Her mother always revered educators, she said, but it was not until high school that being a history teacher became her goal.

“I had two teachers who made history connect to everyday life,” she said. “Those classes went by so quickly. I’ve come to the conclusion that, if someone tells you they love history, it’s because they had good teachers.”

Gonnella decided to further her education and become a school counselor. Another school counselor encouraged her. “I took my time getting that degree,” she said. “And I’ve always used my teaching experience. It’s helped me to be a better counselor.”

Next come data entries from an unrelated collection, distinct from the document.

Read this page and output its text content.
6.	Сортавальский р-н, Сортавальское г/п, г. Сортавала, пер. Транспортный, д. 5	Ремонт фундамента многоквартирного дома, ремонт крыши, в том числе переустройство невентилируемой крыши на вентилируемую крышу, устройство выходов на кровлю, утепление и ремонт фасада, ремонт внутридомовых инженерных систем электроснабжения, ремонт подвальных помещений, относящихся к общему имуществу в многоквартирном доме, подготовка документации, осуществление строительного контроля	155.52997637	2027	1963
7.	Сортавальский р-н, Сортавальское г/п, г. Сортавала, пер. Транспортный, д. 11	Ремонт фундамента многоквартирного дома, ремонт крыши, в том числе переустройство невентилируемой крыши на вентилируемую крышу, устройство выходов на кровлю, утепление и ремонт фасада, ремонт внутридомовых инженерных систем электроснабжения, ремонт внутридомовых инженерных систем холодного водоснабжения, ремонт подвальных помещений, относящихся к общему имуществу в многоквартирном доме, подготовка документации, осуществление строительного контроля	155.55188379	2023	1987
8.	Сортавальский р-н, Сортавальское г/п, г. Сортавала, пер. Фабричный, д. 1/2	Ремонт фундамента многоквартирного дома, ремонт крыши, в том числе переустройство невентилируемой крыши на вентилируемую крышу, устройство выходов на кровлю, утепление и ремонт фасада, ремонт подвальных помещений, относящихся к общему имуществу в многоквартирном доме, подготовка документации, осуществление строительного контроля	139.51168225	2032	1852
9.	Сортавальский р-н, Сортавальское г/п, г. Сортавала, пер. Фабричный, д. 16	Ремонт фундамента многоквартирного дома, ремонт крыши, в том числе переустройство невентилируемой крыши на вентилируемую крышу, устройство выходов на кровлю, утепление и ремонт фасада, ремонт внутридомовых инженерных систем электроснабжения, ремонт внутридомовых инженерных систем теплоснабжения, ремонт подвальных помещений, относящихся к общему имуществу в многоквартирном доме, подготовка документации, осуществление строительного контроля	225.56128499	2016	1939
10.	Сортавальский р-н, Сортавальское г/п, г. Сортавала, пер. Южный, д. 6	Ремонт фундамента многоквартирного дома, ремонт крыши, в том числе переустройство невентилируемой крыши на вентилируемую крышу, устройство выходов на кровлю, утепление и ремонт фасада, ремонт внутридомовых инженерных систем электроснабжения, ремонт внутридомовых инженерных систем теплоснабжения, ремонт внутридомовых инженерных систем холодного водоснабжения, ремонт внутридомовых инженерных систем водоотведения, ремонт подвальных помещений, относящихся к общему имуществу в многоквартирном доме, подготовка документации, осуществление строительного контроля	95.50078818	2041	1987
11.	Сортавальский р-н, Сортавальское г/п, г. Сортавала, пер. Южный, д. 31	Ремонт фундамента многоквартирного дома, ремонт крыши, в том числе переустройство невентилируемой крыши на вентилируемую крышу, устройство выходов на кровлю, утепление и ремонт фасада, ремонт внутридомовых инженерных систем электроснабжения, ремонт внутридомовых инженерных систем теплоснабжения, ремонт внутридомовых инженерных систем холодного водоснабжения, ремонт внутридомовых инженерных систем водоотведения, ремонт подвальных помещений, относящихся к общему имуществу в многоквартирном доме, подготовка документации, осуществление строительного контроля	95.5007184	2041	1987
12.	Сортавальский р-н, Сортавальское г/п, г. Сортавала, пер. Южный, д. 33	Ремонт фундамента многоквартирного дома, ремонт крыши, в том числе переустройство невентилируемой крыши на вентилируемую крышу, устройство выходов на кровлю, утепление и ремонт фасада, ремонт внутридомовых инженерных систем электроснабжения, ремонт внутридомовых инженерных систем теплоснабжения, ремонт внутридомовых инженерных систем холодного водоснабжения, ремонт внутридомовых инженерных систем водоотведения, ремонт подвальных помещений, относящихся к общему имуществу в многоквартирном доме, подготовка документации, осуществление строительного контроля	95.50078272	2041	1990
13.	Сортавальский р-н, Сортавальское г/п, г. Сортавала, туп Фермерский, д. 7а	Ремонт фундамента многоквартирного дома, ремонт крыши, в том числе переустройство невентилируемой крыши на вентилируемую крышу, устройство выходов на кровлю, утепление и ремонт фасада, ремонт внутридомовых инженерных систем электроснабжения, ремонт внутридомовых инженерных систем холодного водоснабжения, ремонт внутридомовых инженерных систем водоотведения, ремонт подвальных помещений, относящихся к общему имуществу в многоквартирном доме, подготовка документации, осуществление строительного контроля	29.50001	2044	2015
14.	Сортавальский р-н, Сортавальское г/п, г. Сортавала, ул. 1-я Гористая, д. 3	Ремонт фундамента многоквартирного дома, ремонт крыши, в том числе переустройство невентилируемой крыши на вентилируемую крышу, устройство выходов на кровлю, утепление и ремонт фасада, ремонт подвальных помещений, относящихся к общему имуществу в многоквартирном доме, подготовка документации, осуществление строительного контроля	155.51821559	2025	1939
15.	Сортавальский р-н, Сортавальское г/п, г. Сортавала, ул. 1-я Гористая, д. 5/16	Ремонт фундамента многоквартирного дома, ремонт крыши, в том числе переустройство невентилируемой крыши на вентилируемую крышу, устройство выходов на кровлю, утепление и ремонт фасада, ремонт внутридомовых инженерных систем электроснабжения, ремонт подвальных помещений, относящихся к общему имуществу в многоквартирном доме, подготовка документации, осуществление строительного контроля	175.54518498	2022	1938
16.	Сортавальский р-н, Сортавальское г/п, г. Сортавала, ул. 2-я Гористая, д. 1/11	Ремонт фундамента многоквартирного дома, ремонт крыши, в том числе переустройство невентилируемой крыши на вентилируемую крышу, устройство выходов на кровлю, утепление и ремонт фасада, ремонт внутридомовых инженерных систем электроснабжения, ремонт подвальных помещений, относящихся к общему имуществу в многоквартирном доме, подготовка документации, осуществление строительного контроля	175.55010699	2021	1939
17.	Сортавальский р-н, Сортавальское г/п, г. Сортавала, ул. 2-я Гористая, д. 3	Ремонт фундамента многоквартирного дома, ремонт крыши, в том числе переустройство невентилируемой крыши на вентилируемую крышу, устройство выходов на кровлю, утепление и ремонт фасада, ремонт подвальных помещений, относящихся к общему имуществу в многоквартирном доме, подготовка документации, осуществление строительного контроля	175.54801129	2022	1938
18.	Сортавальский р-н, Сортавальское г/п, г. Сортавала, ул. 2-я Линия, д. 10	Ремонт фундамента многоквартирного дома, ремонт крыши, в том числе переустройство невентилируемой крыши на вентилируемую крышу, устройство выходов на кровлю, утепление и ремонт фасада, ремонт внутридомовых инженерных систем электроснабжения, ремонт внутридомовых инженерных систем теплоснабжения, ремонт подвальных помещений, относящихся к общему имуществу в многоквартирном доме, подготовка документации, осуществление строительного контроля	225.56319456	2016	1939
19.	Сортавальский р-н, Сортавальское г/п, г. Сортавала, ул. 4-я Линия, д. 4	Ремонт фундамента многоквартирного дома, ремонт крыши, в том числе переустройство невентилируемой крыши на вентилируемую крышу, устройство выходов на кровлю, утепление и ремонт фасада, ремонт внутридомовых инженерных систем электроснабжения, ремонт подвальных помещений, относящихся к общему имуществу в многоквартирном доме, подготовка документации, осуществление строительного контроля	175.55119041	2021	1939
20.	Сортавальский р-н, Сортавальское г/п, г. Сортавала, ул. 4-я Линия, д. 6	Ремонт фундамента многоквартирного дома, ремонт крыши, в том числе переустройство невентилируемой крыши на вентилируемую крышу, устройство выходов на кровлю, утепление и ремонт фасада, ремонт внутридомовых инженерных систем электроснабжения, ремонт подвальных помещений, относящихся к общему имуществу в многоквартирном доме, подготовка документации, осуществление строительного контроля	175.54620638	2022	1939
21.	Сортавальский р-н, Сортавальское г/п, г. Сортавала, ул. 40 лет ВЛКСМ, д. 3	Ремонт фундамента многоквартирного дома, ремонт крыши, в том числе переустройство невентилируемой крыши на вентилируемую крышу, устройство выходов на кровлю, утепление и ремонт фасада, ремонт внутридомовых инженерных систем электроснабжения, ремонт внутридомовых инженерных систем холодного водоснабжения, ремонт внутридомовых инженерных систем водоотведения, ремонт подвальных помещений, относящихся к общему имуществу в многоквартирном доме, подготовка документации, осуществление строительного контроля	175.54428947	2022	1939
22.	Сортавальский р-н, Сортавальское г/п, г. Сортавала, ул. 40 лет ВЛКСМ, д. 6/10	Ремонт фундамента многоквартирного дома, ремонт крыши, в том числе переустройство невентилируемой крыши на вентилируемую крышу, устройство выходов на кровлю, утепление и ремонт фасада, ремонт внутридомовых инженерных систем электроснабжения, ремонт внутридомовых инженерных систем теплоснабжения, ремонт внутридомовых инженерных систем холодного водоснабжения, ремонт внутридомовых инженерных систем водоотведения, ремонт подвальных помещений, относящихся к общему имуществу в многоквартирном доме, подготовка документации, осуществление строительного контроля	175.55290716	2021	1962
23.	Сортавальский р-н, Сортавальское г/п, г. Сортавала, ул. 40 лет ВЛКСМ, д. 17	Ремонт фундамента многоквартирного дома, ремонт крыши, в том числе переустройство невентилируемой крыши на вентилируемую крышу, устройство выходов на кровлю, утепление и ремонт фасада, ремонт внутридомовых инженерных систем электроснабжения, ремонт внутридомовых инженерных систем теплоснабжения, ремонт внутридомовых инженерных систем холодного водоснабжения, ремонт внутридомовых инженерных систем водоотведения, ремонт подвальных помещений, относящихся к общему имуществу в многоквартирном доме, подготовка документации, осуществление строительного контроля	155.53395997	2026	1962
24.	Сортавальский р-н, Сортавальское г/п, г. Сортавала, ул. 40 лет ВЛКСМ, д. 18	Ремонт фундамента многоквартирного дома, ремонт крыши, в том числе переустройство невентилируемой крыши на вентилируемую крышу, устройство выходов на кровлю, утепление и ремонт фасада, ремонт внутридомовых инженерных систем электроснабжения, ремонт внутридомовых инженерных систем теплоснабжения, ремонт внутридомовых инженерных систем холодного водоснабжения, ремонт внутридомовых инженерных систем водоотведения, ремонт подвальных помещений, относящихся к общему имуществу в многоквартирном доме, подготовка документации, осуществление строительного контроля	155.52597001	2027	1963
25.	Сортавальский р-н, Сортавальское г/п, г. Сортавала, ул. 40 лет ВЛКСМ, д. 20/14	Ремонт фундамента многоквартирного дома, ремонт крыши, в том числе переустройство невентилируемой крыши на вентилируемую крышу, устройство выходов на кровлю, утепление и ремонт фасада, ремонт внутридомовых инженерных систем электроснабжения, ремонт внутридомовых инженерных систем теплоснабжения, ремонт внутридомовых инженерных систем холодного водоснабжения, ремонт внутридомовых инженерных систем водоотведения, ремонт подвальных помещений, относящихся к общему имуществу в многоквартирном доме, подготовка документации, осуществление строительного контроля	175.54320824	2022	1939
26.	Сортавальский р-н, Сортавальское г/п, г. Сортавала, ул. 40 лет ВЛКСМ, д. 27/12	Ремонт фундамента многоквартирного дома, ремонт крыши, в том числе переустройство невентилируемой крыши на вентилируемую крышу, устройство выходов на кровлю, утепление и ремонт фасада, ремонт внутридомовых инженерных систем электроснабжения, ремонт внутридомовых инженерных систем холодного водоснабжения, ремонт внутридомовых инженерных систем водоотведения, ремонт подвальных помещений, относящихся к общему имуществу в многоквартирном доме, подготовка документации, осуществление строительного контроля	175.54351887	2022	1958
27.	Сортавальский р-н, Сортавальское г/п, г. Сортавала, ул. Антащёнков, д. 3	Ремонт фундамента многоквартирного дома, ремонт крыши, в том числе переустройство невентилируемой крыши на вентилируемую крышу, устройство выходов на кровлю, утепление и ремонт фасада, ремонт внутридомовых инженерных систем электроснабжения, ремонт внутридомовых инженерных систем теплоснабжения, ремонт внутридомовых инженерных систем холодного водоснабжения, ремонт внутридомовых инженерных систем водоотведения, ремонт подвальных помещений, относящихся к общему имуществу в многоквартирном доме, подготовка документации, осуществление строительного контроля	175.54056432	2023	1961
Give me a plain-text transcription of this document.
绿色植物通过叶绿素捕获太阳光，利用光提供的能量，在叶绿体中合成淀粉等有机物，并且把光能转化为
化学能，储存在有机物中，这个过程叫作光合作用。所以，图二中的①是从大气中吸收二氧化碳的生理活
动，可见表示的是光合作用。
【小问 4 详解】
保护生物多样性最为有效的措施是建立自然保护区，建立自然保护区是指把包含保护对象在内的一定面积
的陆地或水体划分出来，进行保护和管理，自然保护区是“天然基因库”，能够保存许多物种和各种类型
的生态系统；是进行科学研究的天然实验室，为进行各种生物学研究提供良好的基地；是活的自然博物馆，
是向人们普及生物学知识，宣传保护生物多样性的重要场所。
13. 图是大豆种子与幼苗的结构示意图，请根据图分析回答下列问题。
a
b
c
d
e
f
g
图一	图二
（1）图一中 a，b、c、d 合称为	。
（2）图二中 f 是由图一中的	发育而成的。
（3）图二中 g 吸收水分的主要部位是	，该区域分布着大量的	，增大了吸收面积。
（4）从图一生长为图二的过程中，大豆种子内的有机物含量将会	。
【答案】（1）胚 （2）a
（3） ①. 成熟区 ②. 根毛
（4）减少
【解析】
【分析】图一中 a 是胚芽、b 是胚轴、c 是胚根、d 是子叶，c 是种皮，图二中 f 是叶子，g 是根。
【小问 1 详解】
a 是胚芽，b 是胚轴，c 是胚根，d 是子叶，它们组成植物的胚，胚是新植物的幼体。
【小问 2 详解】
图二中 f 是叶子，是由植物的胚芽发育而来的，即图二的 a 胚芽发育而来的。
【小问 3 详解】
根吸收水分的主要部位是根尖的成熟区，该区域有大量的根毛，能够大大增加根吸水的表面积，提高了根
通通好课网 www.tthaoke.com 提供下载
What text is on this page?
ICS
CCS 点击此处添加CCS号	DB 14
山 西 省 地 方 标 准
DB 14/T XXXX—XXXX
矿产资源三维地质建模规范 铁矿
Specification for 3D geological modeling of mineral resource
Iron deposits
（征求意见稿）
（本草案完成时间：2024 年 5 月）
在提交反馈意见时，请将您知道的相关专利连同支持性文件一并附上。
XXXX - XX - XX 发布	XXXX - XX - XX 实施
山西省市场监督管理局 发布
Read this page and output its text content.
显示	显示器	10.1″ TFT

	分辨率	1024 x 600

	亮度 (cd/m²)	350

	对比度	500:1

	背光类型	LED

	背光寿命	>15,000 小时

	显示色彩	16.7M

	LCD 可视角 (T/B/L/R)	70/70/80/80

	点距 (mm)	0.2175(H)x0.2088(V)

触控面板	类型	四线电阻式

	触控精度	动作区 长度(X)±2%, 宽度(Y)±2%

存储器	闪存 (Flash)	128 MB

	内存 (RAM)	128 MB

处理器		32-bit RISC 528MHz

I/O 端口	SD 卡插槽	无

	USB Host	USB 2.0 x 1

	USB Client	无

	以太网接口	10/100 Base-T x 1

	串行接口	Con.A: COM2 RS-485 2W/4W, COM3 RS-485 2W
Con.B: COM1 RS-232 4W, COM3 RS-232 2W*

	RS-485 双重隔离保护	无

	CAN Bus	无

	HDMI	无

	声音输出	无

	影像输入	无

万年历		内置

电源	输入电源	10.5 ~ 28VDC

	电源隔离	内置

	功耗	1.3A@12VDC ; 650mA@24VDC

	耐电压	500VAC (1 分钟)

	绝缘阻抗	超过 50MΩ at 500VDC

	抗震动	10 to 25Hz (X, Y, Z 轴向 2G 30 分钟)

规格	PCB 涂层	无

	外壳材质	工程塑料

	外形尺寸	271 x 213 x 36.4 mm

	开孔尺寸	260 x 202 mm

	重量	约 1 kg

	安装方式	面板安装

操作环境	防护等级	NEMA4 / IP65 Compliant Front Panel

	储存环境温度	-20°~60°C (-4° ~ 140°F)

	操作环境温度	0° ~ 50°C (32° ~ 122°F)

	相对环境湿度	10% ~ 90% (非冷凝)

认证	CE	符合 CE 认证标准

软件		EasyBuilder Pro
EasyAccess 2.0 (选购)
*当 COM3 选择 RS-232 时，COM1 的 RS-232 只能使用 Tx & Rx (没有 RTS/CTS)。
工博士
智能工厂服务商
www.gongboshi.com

Time was, Gonnella said, that a student’s high school counselor was called a guidance counselor, someone who directed the student toward a post–high school path. But the present-day school counselor is involved with the student’s academic, emotional and social needs.

“It encompasses so much more,” she said. “We have eight school counselors and three crisis counselors at BHS. Now, students come in for everything. The counselor is the liaison between students, parents, everything. We believe we’re on the front line of the school. It does take a village.”

Gonnella has been a school counselor for 19 years, working with sophomore- to senior-year students whose names begin with the letters S to Z. She’s leaving now, she says, because time has become more precious to her. She plans to travel, volunteer and “just enjoy life.”

“It’s a hard, bittersweet decision,” she said. “Bloomfield kids are a part of my persona. I can be in NYC and someone will call out my name.” And what to say to someone with a passion for history or the front lines?
“Do what you love,” she said. “You’ll never regret anything.”